The number of Leinster scarves every second Saturday on the 39 from Ongar is proof positive that rugby fandom is spreading as quickly as the crowds at Gaelic football’s Leinster Championship disappear.
But the jokes will remain because it’s part of the Leinster identity as much as it’s part of the make-up of any rugby hater.
The Leinster team that’ll run out at GAA HQ this evening will be largely made up of southside boys, old pupils of St Michael’s, St Andrews and Blackrock.
But rather than bemoaning the success of rugby schools, football needs to start stealing their ideas.
FAI assistant director of football Shane Robinson said as much last week when he stated that football might have the “perfect model that is staring us in the face”.
Robinson pointed out how three quarters of the current Ireland Under-15 squad are Dublin-based and playing for a small number of clubs. The FAI’s presentation last week also highlighted how tough it is for those players to make the next step.

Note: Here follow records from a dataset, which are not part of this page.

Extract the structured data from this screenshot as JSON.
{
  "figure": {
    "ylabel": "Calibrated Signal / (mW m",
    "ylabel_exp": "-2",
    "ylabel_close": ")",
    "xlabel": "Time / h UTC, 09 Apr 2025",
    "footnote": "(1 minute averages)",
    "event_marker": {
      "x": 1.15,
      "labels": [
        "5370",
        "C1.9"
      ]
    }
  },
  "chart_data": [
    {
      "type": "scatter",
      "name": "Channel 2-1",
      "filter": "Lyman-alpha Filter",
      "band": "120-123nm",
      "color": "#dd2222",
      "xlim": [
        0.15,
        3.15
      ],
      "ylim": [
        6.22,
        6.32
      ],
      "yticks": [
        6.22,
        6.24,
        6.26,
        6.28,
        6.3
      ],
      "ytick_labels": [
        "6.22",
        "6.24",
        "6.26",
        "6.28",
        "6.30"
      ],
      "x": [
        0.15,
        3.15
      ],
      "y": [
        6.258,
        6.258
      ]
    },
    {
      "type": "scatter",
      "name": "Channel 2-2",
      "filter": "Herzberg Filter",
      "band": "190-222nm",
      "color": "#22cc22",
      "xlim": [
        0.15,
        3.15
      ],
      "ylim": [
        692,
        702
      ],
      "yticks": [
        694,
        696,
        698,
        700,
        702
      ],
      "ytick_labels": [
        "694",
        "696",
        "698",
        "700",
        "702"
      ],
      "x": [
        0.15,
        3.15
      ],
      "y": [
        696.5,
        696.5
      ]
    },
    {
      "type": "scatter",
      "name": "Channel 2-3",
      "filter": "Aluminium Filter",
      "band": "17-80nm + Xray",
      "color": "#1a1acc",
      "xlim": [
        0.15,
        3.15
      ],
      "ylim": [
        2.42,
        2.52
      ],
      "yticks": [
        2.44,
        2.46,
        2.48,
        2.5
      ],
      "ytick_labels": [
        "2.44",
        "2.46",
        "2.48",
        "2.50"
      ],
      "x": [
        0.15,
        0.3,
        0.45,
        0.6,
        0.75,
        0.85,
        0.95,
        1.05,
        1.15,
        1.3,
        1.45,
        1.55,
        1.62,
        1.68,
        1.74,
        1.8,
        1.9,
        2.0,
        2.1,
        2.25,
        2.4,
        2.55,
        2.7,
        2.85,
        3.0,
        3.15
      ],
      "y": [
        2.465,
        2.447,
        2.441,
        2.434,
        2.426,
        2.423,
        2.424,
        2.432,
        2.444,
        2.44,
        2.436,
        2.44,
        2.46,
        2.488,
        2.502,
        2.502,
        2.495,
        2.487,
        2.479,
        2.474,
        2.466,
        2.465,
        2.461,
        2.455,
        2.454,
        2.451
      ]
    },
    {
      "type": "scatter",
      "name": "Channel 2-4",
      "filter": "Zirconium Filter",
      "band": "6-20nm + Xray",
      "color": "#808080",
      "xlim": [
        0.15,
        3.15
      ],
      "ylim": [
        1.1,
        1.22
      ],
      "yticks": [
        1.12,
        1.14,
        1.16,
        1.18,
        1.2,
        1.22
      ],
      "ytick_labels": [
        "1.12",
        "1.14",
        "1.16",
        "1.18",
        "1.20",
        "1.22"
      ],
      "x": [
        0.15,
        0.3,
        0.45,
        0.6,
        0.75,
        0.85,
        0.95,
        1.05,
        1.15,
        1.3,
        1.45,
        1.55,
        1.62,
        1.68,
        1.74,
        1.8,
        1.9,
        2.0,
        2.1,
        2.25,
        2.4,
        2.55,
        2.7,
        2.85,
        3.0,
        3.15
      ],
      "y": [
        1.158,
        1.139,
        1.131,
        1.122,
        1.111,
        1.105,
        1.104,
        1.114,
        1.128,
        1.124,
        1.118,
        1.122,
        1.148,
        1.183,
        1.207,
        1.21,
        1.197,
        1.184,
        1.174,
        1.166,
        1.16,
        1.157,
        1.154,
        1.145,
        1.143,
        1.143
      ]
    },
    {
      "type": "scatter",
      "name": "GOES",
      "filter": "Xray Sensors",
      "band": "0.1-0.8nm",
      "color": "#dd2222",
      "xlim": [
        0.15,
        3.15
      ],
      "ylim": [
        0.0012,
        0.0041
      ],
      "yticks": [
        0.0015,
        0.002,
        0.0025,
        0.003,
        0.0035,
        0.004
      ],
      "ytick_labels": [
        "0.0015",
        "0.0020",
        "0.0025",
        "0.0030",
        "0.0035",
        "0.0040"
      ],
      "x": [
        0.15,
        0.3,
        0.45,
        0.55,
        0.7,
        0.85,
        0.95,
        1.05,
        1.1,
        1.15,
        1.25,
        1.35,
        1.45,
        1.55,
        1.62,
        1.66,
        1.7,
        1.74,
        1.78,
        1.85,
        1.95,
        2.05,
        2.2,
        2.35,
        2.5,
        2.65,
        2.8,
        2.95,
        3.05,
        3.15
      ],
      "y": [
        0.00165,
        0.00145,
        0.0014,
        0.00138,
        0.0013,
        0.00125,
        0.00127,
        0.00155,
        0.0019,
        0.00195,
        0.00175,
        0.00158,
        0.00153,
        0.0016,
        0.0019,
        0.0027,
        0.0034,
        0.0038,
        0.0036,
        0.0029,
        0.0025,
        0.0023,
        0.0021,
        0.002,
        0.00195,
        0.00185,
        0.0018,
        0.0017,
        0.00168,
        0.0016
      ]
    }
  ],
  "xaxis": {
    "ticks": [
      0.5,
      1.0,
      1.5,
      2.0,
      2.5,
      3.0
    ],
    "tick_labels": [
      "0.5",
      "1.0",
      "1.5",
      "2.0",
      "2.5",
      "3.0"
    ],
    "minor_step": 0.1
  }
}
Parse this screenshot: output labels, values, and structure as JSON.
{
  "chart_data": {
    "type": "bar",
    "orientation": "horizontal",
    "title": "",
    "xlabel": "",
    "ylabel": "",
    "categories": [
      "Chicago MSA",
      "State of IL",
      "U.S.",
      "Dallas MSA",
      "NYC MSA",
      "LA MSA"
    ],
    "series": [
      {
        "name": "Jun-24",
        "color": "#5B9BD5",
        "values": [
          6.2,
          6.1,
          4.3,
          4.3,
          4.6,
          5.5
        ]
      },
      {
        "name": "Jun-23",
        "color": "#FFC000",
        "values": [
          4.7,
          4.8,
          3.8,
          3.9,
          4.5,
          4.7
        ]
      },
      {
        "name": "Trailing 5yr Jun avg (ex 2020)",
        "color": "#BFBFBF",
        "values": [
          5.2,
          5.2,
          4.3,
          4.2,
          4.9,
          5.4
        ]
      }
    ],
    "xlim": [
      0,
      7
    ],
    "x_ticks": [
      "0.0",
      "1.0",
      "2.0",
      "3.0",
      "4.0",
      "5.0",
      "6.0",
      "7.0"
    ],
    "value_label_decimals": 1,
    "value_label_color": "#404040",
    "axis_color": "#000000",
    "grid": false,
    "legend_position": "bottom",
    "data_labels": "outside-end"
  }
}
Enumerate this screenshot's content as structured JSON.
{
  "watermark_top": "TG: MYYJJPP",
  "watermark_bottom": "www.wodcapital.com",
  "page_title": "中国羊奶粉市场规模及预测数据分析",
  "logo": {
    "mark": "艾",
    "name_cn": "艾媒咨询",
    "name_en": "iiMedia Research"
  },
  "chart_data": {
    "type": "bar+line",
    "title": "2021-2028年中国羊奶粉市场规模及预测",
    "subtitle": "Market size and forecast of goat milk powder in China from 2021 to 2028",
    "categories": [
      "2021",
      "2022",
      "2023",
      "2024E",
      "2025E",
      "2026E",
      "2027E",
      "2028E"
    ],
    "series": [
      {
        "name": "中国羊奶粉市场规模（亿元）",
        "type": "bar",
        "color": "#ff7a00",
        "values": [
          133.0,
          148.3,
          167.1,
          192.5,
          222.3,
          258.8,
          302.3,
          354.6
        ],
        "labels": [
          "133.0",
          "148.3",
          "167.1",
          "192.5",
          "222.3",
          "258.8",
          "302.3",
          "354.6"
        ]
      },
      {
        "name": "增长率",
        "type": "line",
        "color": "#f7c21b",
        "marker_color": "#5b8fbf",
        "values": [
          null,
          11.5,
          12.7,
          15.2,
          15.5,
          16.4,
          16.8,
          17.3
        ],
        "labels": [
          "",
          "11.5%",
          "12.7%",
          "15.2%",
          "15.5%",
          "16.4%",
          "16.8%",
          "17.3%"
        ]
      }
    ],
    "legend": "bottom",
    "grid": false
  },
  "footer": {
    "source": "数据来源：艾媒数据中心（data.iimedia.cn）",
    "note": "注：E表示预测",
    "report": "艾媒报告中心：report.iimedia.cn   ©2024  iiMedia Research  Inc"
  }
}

Last season, there were just nine players aged 18 or under training full-time, and a further 29 on part-time contracts.
Not everyone can or wants to go full-time at that age. That is why stealing ideas from rugby schools is important.
It’s already happening, too.
Mason Melia is the most-talked-about 16-year-old in Ireland right now and St Pat’s and his school work hard to make sure he gets the best of both worlds.
Saints boss Jon Daly said: “He’s ready for first-team football because he’s been training with the group full-time for the last year.
“There is schooling that comes into it. It does help when you are in full time.”
At Shamrock Rovers, Conan Noonan reckons training before and after school at Under-15 level under Damien Duff paid off for him and he’s in the first team now.
Hoops set up their own transition year so that the likes of Freddie Turley — currently on loan at Bray Wanderers where is a regular at 17 — could train full-time.
Around the league, clubs have worked with schools so the talented players can train more often and fulfil their potential.
We’re still some way from ‘football school’ becoming a byword for a production line.
The sooner it happens, the sooner the back pages are filled with Irish success stories, instead of The Back Page being filled with Brown Thomas-bag-toting posh boys.